Mapping reads using bowtie

Before we can map our reads, we need to prepare a reference genome.  We are going to make a copy of the hg19 chromosome 17 sequence from UCSC and then index it for use by bowtie.

Make a copy of chr17 in fasta format

cd ~/ngs

cp /scratch/share_ngs/intro_ngs/chr17.fa .

Index the genome for bowtie and name it hg19_chr17

The indexing process takes the text formatted reference sequence and undertakes a number of processing and sorting steps which produces a number of binary output files which are used by the mapper to make the search process faster than working with the raw text sequence.

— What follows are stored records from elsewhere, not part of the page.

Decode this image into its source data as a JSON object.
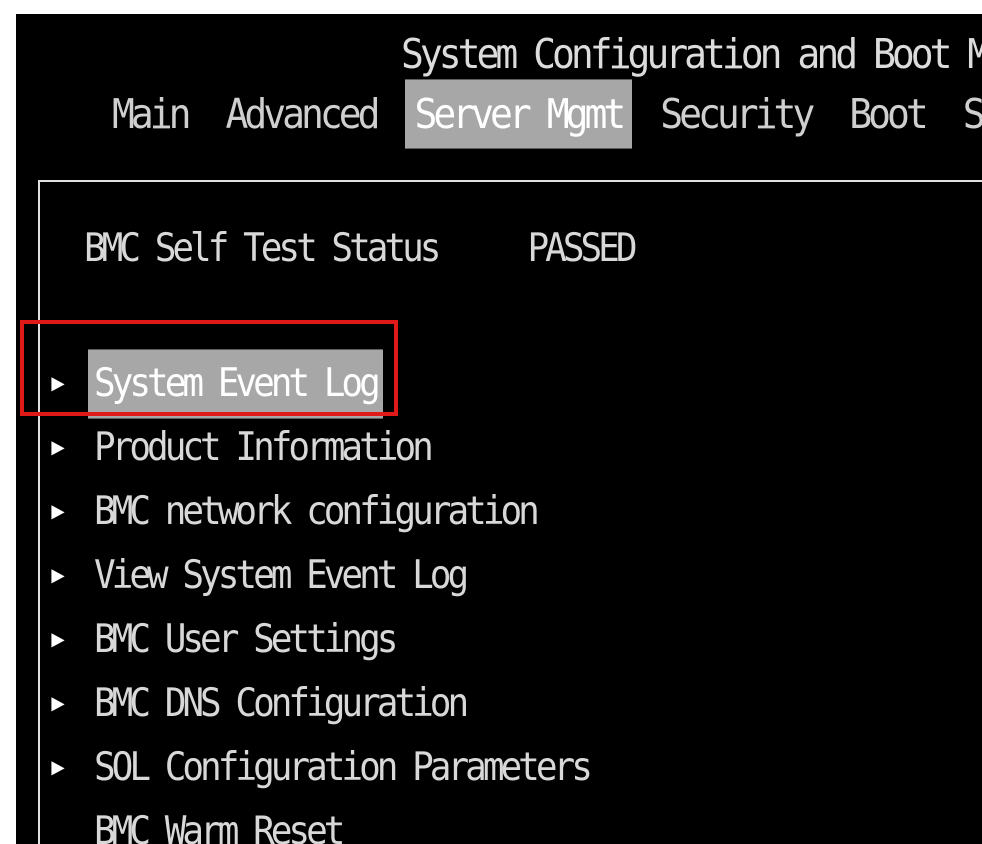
{
  "header": {
    "title": "System Configuration and Boot Ma"
  },
  "tabs": [
    {
      "label": "Main",
      "active": false
    },
    {
      "label": "Advanced",
      "active": false
    },
    {
      "label": "Server Mgmt",
      "active": true
    },
    {
      "label": "Security",
      "active": false
    },
    {
      "label": "Boot",
      "active": false
    },
    {
      "label": "Sa",
      "active": false
    }
  ],
  "status": {
    "label": "BMC Self Test Status",
    "value": "PASSED"
  },
  "menu": {
    "items": [
      {
        "label": "System Event Log",
        "selected": true,
        "has_submenu": true
      },
      {
        "label": "Product Information",
        "selected": false,
        "has_submenu": true
      },
      {
        "label": "BMC network configuration",
        "selected": false,
        "has_submenu": true
      },
      {
        "label": "View System Event Log",
        "selected": false,
        "has_submenu": true
      },
      {
        "label": "BMC User Settings",
        "selected": false,
        "has_submenu": true
      },
      {
        "label": "BMC DNS Configuration",
        "selected": false,
        "has_submenu": true
      },
      {
        "label": "SOL Configuration Parameters",
        "selected": false,
        "has_submenu": true
      },
      {
        "label": "BMC Warm Reset",
        "selected": false,
        "has_submenu": false
      }
    ]
  },
  "icons": {
    "submenu": "triangle-right-icon"
  },
  "colors": {
    "background": "#000000",
    "text": "#d8d8d8",
    "selection_bg": "#a7a7a7",
    "highlight_box": "#e01919"
  }
}
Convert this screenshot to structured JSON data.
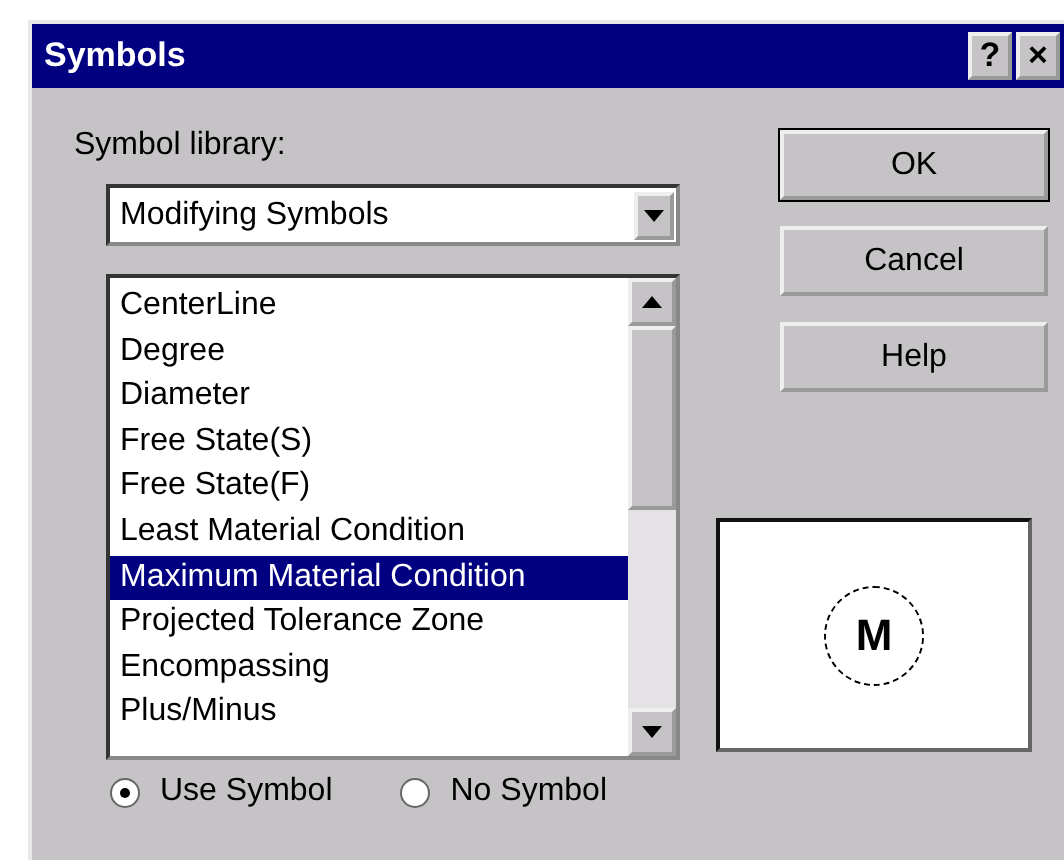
{
  "window": {
    "title": "Symbols",
    "title_buttons": [
      "?",
      "×"
    ]
  },
  "library": {
    "label": "Symbol library:",
    "value": "Modifying Symbols"
  },
  "symbols": [
    {
      "label": "CenterLine",
      "selected": false
    },
    {
      "label": "Degree",
      "selected": false
    },
    {
      "label": "Diameter",
      "selected": false
    },
    {
      "label": "Free State(S)",
      "selected": false
    },
    {
      "label": "Free State(F)",
      "selected": false
    },
    {
      "label": "Least Material Condition",
      "selected": false
    },
    {
      "label": "Maximum Material Condition",
      "selected": true
    },
    {
      "label": "Projected Tolerance Zone",
      "selected": false
    },
    {
      "label": "Encompassing",
      "selected": false
    },
    {
      "label": "Plus/Minus",
      "selected": false
    }
  ],
  "options": [
    {
      "label": "Use Symbol",
      "selected": true
    },
    {
      "label": "No Symbol",
      "selected": false
    }
  ],
  "buttons": [
    "OK",
    "Cancel",
    "Help"
  ],
  "preview": {
    "symbol": "M"
  }
}
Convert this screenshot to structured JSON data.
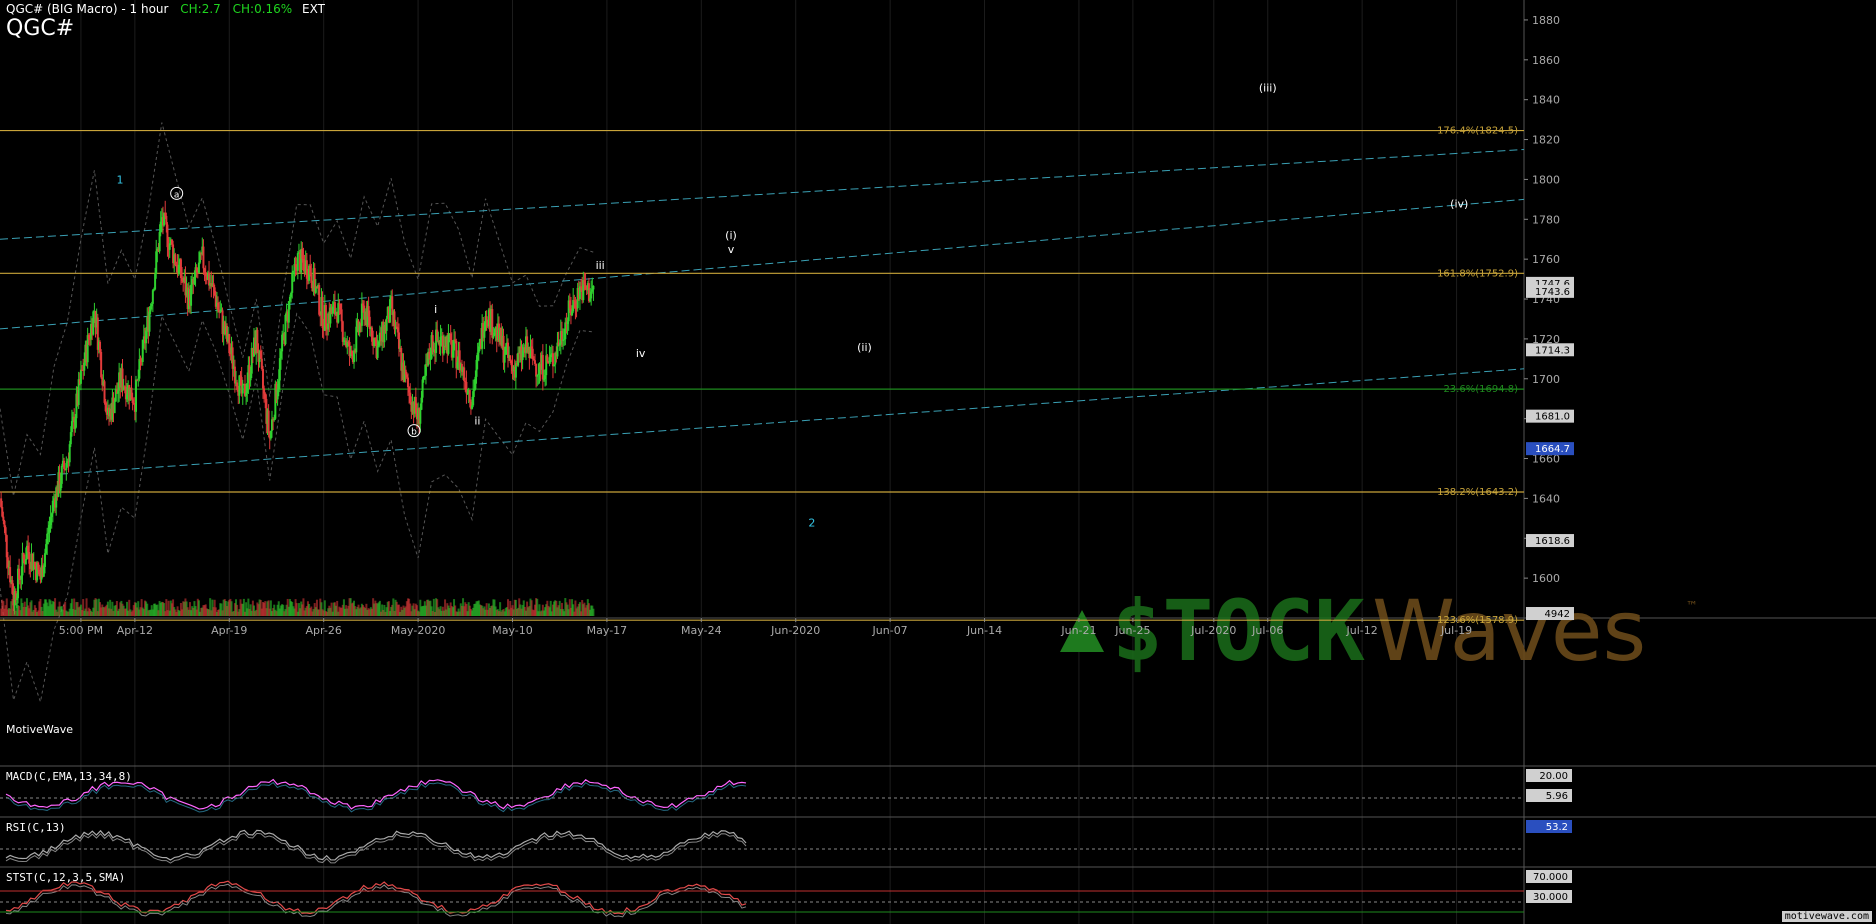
{
  "header": {
    "title": "QGC# (BIG Macro) - 1 hour",
    "ch_points": "CH:2.7",
    "ch_percent": "CH:0.16%",
    "session": "EXT",
    "symbol": "QGC#"
  },
  "brand": "MotiveWave",
  "site": "motivewave.com",
  "logo": {
    "triangle_color": "#1e7a1e",
    "stock": "$TOCK",
    "waves": "Waves",
    "tm": "™"
  },
  "colors": {
    "bg": "#000000",
    "fib": "#c8a43a",
    "green_line": "#1e8a1e",
    "channel": "#3aa0b4",
    "up_candle": "#2fd12f",
    "down_candle": "#e23b3b",
    "label_cyan": "#35c6e6",
    "price_box": "#ffffff",
    "macd": "#ff66ff",
    "macd_hist": "#3cb0d8"
  },
  "chart_data": {
    "type": "candlestick",
    "title": "QGC# (BIG Macro) - 1 hour",
    "ylim": [
      1580,
      1890
    ],
    "yticks": [
      1600,
      1620,
      1640,
      1660,
      1680,
      1700,
      1720,
      1740,
      1760,
      1780,
      1800,
      1820,
      1840,
      1860,
      1880
    ],
    "xticks": [
      {
        "t": 6,
        "label": "5:00 PM"
      },
      {
        "t": 10,
        "label": "Apr-12"
      },
      {
        "t": 17,
        "label": "Apr-19"
      },
      {
        "t": 24,
        "label": "Apr-26"
      },
      {
        "t": 31,
        "label": "May-2020"
      },
      {
        "t": 38,
        "label": "May-10"
      },
      {
        "t": 45,
        "label": "May-17"
      },
      {
        "t": 52,
        "label": "May-24"
      },
      {
        "t": 59,
        "label": "Jun-2020"
      },
      {
        "t": 66,
        "label": "Jun-07"
      },
      {
        "t": 73,
        "label": "Jun-14"
      },
      {
        "t": 80,
        "label": "Jun-21"
      },
      {
        "t": 84,
        "label": "Jun-25"
      },
      {
        "t": 90,
        "label": "Jul-2020"
      },
      {
        "t": 94,
        "label": "Jul-06"
      },
      {
        "t": 101,
        "label": "Jul-12"
      },
      {
        "t": 108,
        "label": "Jul-19"
      }
    ],
    "x_range": [
      0,
      113
    ],
    "price_path": [
      [
        0,
        1640
      ],
      [
        1,
        1590
      ],
      [
        2,
        1615
      ],
      [
        3,
        1600
      ],
      [
        4,
        1640
      ],
      [
        5,
        1660
      ],
      [
        6,
        1700
      ],
      [
        7,
        1735
      ],
      [
        8,
        1680
      ],
      [
        9,
        1700
      ],
      [
        10,
        1690
      ],
      [
        11,
        1730
      ],
      [
        12,
        1780
      ],
      [
        13,
        1760
      ],
      [
        14,
        1740
      ],
      [
        15,
        1760
      ],
      [
        16,
        1740
      ],
      [
        17,
        1715
      ],
      [
        18,
        1690
      ],
      [
        19,
        1720
      ],
      [
        20,
        1670
      ],
      [
        21,
        1720
      ],
      [
        22,
        1760
      ],
      [
        23,
        1755
      ],
      [
        24,
        1730
      ],
      [
        25,
        1735
      ],
      [
        26,
        1710
      ],
      [
        27,
        1735
      ],
      [
        28,
        1715
      ],
      [
        29,
        1735
      ],
      [
        30,
        1700
      ],
      [
        31,
        1680
      ],
      [
        32,
        1718
      ],
      [
        33,
        1720
      ],
      [
        34,
        1710
      ],
      [
        35,
        1690
      ],
      [
        36,
        1735
      ],
      [
        37,
        1720
      ],
      [
        38,
        1705
      ],
      [
        39,
        1715
      ],
      [
        40,
        1705
      ],
      [
        41,
        1710
      ],
      [
        42,
        1730
      ],
      [
        43,
        1745
      ],
      [
        44,
        1743.5
      ]
    ],
    "fib_levels": [
      {
        "label": "176.4%(1824.5)",
        "value": 1824.5
      },
      {
        "label": "161.8%(1752.9)",
        "value": 1752.9
      },
      {
        "label": "23.6%(1694.8)",
        "value": 1694.8
      },
      {
        "label": "138.2%(1643.2)",
        "value": 1643.2
      },
      {
        "label": "123.6%(1578.9)",
        "value": 1578.9
      }
    ],
    "price_markers": [
      {
        "label": "1747.6",
        "value": 1747.6
      },
      {
        "label": "1743.6",
        "value": 1743.6
      },
      {
        "label": "1714.3",
        "value": 1714.3
      },
      {
        "label": "1681.0",
        "value": 1681.0
      },
      {
        "label": "1664.7",
        "value": 1664.7
      },
      {
        "label": "1618.6",
        "value": 1618.6
      },
      {
        "label": "4942",
        "value": 1582
      }
    ],
    "channels": [
      {
        "points": [
          [
            0,
            1770
          ],
          [
            113,
            1815
          ]
        ]
      },
      {
        "points": [
          [
            0,
            1725
          ],
          [
            113,
            1790
          ]
        ]
      },
      {
        "points": [
          [
            0,
            1650
          ],
          [
            113,
            1705
          ]
        ]
      }
    ],
    "wave_labels": [
      {
        "text": "1",
        "t": 8.9,
        "v": 1798,
        "color": "cyan"
      },
      {
        "text": "a",
        "t": 13.1,
        "v": 1791,
        "circle": true
      },
      {
        "text": "b",
        "t": 30.7,
        "v": 1672,
        "circle": true
      },
      {
        "text": "i",
        "t": 32.3,
        "v": 1733
      },
      {
        "text": "ii",
        "t": 35.4,
        "v": 1677
      },
      {
        "text": "iii",
        "t": 44.5,
        "v": 1755
      },
      {
        "text": "iv",
        "t": 47.5,
        "v": 1711
      },
      {
        "text": "(i)",
        "t": 54.2,
        "v": 1770
      },
      {
        "text": "v",
        "t": 54.2,
        "v": 1763
      },
      {
        "text": "(ii)",
        "t": 64.1,
        "v": 1714
      },
      {
        "text": "2",
        "t": 60.2,
        "v": 1626,
        "color": "cyan"
      },
      {
        "text": "(iii)",
        "t": 94,
        "v": 1844
      },
      {
        "text": "(iv)",
        "t": 108.2,
        "v": 1786
      }
    ],
    "indicators": [
      {
        "name": "MACD(C,EMA,13,34,8)",
        "ticks": [
          "20.00",
          "5.96"
        ]
      },
      {
        "name": "RSI(C,13)",
        "ticks": [
          "53.2"
        ]
      },
      {
        "name": "STST(C,12,3,5,SMA)",
        "ticks": [
          "70.000",
          "30.000"
        ]
      }
    ]
  }
}
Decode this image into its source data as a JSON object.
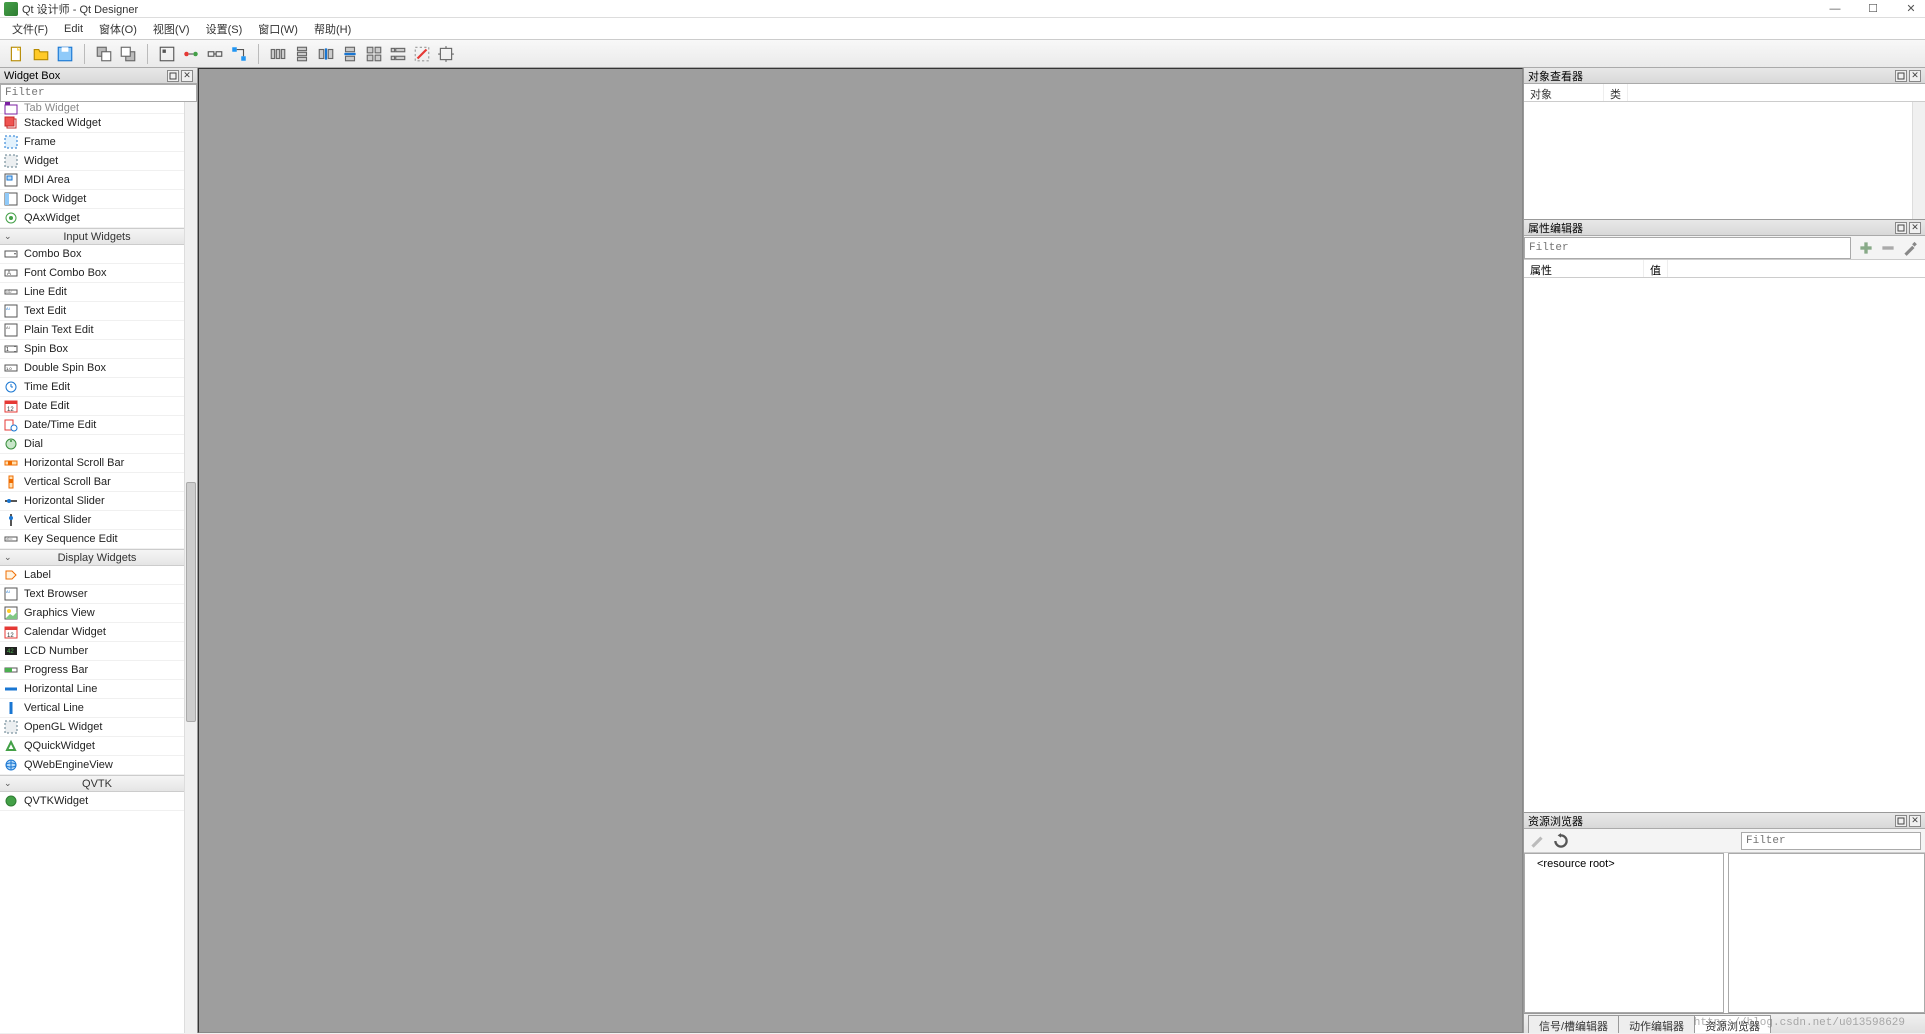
{
  "window": {
    "title": "Qt 设计师 - Qt Designer"
  },
  "menu": {
    "items": [
      "文件(F)",
      "Edit",
      "窗体(O)",
      "视图(V)",
      "设置(S)",
      "窗口(W)",
      "帮助(H)"
    ]
  },
  "widgetbox": {
    "title": "Widget Box",
    "filter_placeholder": "Filter",
    "partial_item": "Tab Widget",
    "containers_tail": [
      "Stacked Widget",
      "Frame",
      "Widget",
      "MDI Area",
      "Dock Widget",
      "QAxWidget"
    ],
    "categories": [
      {
        "name": "Input Widgets",
        "items": [
          "Combo Box",
          "Font Combo Box",
          "Line Edit",
          "Text Edit",
          "Plain Text Edit",
          "Spin Box",
          "Double Spin Box",
          "Time Edit",
          "Date Edit",
          "Date/Time Edit",
          "Dial",
          "Horizontal Scroll Bar",
          "Vertical Scroll Bar",
          "Horizontal Slider",
          "Vertical Slider",
          "Key Sequence Edit"
        ]
      },
      {
        "name": "Display Widgets",
        "items": [
          "Label",
          "Text Browser",
          "Graphics View",
          "Calendar Widget",
          "LCD Number",
          "Progress Bar",
          "Horizontal Line",
          "Vertical Line",
          "OpenGL Widget",
          "QQuickWidget",
          "QWebEngineView"
        ]
      },
      {
        "name": "QVTK",
        "items": [
          "QVTKWidget"
        ]
      }
    ]
  },
  "object_inspector": {
    "title": "对象查看器",
    "col_object": "对象",
    "col_class": "类"
  },
  "property_editor": {
    "title": "属性编辑器",
    "filter_placeholder": "Filter",
    "col_property": "属性",
    "col_value": "值"
  },
  "resource_browser": {
    "title": "资源浏览器",
    "filter_placeholder": "Filter",
    "root_label": "<resource root>"
  },
  "bottom_tabs": {
    "signal_slot": "信号/槽编辑器",
    "action_editor": "动作编辑器",
    "resource_browser": "资源浏览器"
  },
  "watermark": "https://blog.csdn.net/u013598629"
}
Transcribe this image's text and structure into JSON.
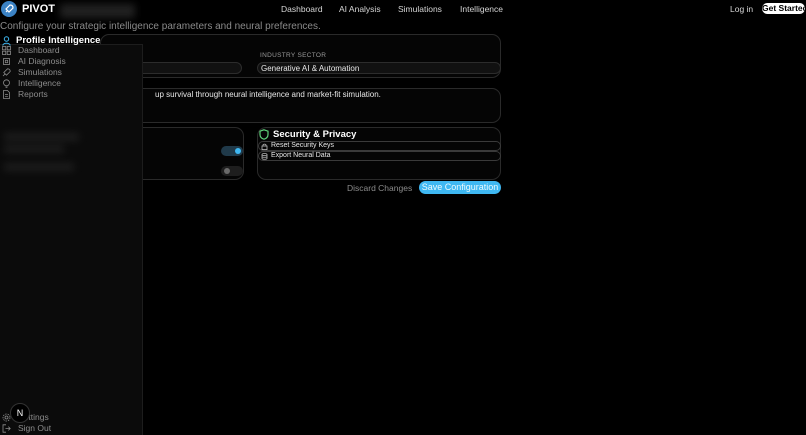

In some of these analyses, we have added the command time before the analysis command to give an idea of the expected run time for a step.

module load bowtie

time bowtie-build chr17.fa hg19_chr17

This will take around 2 minutes and will generate the following new files:

hg19_chr17.1.ebwt 
hg19_chr17.3.ebwt
hg19_chr17.rev.1.ebwt
hg19_chr17.2.ebwt
hg19_chr17.4.ebwt
hg19_chr17.rev.2.ebwt

Map reads against a reference

There are many, many options that can be set/tweaked to change the way reads are mapped and results handled, more information can be found at:

http://bowtie-bio.sourceforge.net/manual.shtml

In our example we are going to use mostly the default options save for returning our alignments in SAM format.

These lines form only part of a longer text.